Arguing about whether or not something qualifies as a Christmas Movie has become as cherished a part of the holiday season as listening to awful music, standing in long lines at the grocery store, or going broke. For the most part, all these arguments boil down to a much simpler argument; is “Christmas Movie” a functional genre (defined by the emotional function of the work) or a tangible genre (defined by the tangible details within the work)?
For the functional folk Christmas Movies are light dramedies about the importance of family or, in lesser films, about the importance of feeling appropriately cheerful during the designated times. These movies can range from as funny as A Christmas Story to as dramatic as It’s A Wonderful Life, but can’t range an inch further. A functional genre person will look you right in the eye and tell you that Gremlins isn’t really a Christmas Movie as they put on Planes, Trains, And Automobiles.
More pedantic people along with those of us unpossessed by the holiday spirit will tend to define the genre in more tangible terms. A Christmas Movie is any movie that takes place at, or makes reference to, Christmas. That includes not only Die Hard, but Eyes Wide Shut, The Hateful Eight, The Box, LA Confidential, and unquestionably Silent Night, Deadly Night Part 2.
Team Tangible has had few victories in canonizing a new classic, with only Die Hard (and not even the far more Christmasy Kiss Kiss Bang Bang) making it into regular rotation, but the fight will rage on eternally or at least until somebody manages to make a light dramedy about the importance of family that doesn’t make you want murder said family if you have to sit down and watch it with them.

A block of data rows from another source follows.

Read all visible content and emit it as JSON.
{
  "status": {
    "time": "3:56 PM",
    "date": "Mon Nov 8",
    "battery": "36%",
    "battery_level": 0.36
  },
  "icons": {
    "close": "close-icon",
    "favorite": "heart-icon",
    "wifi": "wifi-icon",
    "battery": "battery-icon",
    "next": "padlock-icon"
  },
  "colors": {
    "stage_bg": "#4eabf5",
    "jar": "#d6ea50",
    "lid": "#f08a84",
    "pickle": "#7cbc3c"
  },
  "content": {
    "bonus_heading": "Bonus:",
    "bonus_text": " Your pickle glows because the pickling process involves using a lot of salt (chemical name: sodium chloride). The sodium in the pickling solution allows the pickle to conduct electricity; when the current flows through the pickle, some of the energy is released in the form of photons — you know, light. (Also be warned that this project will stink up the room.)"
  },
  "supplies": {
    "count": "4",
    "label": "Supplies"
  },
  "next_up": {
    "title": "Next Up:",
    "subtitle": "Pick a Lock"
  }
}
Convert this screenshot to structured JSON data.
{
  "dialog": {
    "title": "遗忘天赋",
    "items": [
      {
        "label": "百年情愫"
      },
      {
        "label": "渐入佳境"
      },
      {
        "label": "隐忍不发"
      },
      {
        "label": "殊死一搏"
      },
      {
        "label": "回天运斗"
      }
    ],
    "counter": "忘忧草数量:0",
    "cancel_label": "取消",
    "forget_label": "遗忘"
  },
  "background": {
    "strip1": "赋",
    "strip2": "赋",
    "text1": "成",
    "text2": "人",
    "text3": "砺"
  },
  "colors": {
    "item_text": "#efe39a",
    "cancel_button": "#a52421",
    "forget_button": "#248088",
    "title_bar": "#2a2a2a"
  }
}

But this weekend as you turn off the Hallmark channel for Silent Night, Deadly Night 4 (in which Clint Howard helps a woman give birth to a giant maggot) remember that your family isn’t protesting out of ignorance, but because to them Christmas isn’t just a date on a calendar; isn’t just food, or presents, or decorations, but a feeling – the feeling of a light dramedy about the importance of family. And I don’t know, maybe The Thin Man is an ok compromise? HOW MANY TIMES ARE YOU GOING TO MAKE ME WATCH HOME ALONE, THAT’S NOT A MOVIE I NEED TO SEE MORE THAN ONCE A DECADE!
Happy Holidays Everybody, and remember, in quarantine any movie can be a Christmas Movie.